Sources and Resources: Learning About Levittown

To start: only a very few books are currently available that do justice to Levittown. Most of the most interesting and valuable are long out of print. Luckily, libraries and online used book sources keep lively the circulation of those books.

A straightforward, interesting, well-researched history of Levittown, Long Island has yet to be written. There are children's books, puff books, short texts, nostalgic reminiscences, and colorized mock photo-albums, but to get a basic set of facts and ideas, one must start with an archived collection of newspaper articles: Newsday's series from the 50th anniversary of Levittown, originally run in 1947. The newspaper has preserved most of the series as a set of web pages.

The prestigious scholars of the American built environment have included Levittown in brief passages of larger works. One might start with the broadest of these, Gwendolyn Wright's admirable and still-relevant Building the Dream: A Social History of Housing in America (Cambridge, MA: MIT Press, 1983). Dolores Hayden's Building Suburbia: Green Fields and Urban Growth, 1820-2000 (New York: Vintage Books, 2003) is more recent and more sharply polemical. Much more exhaustive, more centrally focused on Levittown (both authors teach at SUNY Old Westbury, just eight miles from the center of Levittown), more interrogatory and engaging, is Rosalyn Baxandall and Elizabeth Ewen's Picture Windows: How the Suburbs Happened (New York: Basic Books, 2000). This is about as close as one can get to a full scale study of the community, set within a survey of other communities like it, and within the context of social and cultural change in postwar America.

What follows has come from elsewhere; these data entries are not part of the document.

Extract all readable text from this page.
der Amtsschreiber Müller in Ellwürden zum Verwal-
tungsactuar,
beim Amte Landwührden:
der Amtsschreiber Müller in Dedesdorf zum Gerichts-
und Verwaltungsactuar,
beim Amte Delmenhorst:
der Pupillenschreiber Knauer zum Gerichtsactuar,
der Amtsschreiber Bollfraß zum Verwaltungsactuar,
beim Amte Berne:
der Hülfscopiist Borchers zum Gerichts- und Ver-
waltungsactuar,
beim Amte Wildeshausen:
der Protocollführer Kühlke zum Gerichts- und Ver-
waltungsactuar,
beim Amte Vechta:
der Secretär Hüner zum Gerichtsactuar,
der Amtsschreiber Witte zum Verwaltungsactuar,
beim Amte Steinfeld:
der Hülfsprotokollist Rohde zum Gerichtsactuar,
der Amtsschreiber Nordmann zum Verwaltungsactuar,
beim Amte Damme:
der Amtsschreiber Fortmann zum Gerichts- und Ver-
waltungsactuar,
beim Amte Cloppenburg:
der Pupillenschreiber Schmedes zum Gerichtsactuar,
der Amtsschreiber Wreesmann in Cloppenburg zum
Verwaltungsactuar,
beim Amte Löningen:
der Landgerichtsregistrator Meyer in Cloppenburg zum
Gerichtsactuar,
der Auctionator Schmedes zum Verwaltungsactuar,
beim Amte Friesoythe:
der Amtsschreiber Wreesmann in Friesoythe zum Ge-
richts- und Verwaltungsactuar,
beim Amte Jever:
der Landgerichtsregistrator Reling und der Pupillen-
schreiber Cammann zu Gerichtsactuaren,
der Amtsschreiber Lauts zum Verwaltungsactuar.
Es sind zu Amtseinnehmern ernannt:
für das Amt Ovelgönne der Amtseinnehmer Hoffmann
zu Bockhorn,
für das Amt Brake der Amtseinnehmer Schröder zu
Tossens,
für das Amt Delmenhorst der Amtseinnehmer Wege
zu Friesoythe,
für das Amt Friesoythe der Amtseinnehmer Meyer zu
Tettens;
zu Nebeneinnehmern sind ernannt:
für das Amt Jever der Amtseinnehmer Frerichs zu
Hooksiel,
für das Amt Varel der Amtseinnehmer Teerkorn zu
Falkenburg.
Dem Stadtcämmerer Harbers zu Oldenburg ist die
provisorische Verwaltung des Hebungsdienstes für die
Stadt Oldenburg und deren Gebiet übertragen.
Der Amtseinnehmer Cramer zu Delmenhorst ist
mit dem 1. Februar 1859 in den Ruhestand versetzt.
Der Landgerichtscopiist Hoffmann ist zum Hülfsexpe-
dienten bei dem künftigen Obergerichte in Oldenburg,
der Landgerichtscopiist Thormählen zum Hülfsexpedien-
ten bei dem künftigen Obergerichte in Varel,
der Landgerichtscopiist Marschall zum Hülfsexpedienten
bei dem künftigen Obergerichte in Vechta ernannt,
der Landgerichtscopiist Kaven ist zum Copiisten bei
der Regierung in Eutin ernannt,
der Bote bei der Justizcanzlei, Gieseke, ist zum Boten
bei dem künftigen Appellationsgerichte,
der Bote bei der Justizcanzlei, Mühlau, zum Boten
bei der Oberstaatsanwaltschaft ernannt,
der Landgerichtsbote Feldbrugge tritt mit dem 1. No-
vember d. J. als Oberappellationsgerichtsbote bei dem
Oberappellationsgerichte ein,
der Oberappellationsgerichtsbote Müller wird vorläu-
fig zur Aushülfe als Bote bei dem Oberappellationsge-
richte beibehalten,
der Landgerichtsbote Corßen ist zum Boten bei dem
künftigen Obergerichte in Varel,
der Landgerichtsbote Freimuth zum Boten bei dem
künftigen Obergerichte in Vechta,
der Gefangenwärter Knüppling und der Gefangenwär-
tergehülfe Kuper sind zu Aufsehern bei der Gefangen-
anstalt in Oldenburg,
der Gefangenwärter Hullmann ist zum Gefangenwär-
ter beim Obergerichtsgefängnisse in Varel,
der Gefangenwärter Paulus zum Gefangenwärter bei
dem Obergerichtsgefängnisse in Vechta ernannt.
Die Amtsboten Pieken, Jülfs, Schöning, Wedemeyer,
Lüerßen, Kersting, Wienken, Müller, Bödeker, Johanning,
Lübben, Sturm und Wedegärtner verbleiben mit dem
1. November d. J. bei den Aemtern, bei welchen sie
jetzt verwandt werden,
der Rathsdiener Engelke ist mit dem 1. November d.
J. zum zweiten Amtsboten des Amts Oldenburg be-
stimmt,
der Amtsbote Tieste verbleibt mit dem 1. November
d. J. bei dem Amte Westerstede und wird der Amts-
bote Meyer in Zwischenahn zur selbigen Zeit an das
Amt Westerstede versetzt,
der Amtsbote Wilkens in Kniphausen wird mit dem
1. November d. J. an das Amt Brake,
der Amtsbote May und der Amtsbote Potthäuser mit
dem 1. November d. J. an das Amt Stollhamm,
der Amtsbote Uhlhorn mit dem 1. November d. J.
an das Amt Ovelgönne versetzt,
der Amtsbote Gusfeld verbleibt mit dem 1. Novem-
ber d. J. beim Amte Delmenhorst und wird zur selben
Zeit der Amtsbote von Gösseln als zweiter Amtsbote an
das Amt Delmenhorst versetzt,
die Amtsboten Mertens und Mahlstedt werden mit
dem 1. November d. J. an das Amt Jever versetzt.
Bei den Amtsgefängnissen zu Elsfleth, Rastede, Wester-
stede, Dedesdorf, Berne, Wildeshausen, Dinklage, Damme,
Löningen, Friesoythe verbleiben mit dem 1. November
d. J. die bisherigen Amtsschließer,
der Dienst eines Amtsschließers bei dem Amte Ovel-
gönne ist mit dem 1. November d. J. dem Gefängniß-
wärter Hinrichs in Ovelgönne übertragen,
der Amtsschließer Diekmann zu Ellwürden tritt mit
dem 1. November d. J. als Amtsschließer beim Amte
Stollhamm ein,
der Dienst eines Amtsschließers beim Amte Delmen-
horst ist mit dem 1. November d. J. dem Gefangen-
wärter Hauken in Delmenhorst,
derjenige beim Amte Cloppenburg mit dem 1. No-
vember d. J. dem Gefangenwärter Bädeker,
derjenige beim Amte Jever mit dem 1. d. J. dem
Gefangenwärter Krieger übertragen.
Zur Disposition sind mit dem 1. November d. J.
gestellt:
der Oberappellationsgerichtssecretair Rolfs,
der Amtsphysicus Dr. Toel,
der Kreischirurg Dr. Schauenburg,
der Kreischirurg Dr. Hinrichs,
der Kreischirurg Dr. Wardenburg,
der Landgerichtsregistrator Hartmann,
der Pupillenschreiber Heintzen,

Move to Barbara M. Kelly's Expanding the American Dream: Building and Rebuilding Levittown (Albany: State University of New York Press, 1993). It is not a straightforward history of Levittown, but it is perhaps the most thoughtful work done to date on the subject, with a particular focus on the ways residents actually used the houses.

After that, the serious investigator moves into the land of university libraries and public archives, an adventure well worth the effort. The first place to start is with John Liell's influential, though never-published, Ph.D. dissertation from Yale, dating back to 1952: Levittown: A Study in Community Development. Liell did extensive house-to-house surveying, and the results are significant. Harry Henderson's essay, "The Mass Produced Suburbs," Harper's, November 1953, is particularly valuable, as Henderson spoke from his own experience and that of his neighbors.

The primary source materials for Levittown are dispersed and often difficult to find. In my early research (in the early '90s), I went through the files in the Levittown History Room of the Levittown Public Library, which had back issues of the Levittown Eagle and other files. In the late '90s, the Levittown Historical Society moved to a new home within the sprawling Levittown Memorial Educational Center at 150 Abbey Lane in Levittown. There the Society has created a rough-and-ready living history museum with replicas of rooms in the "typical" Levittown house, among other features.

Finally, the best way to immerse oneself is to rifle the Reader's Guide to Periodical Literature and the Art Index, starting in 1947 and moving forward, remembering to look for Island Trees in the early years, for William Levitt, for Levitt & Sons, Alfred Levitt, and other less obvious keywords. Architectural journals, Architectural Forum in particular, paid attention to the Levitt projects, and the articles and announcements often contained plans, photographs and drawings. Then the problem becomes, often, actually finding the physical periodicals. Since the advent of digital archives, and the concurrent tragic slash in funding for education and its resources, libraries and archives have steadily de-accessioned their physical archives. McCall's, for example, is almost impossible to find, and so is Collier's; copies of Life can be purchased on ebay, but sitting down and reading through the newsprint and magazine pages of the time is still a revelatory experience.

Many of the pictures I've used have come direct from Levittowners, who sent originals for me to scan and return, or sent their own scans. They also sent their reminiscences, which I then edit and form into historical narrative, return to them for their response, and then add to the site-- a sort of mini-Wikitown. For the more "official" pictures, I've used the Library of Congress's online Prints and Photographs Division, my home-away-from-home since the 1970s; the resources of the Special Collections Library at Northwestern University and Special Collections at the University of Illinois at Chicago; the newly-formed Life.com website, supplemented by the older resource for Time-Life pictures (and still, often, more complete), at Getty Images (gettyimages.com). Purchase of rights to the pictures can be expensive, but browsing through these archives can be an exhilarating experience. My own pictures, of course, are the result of multiple trips, rubbernecking with a map, and they are freely available for all to use, if they credit me and, preferably, this website.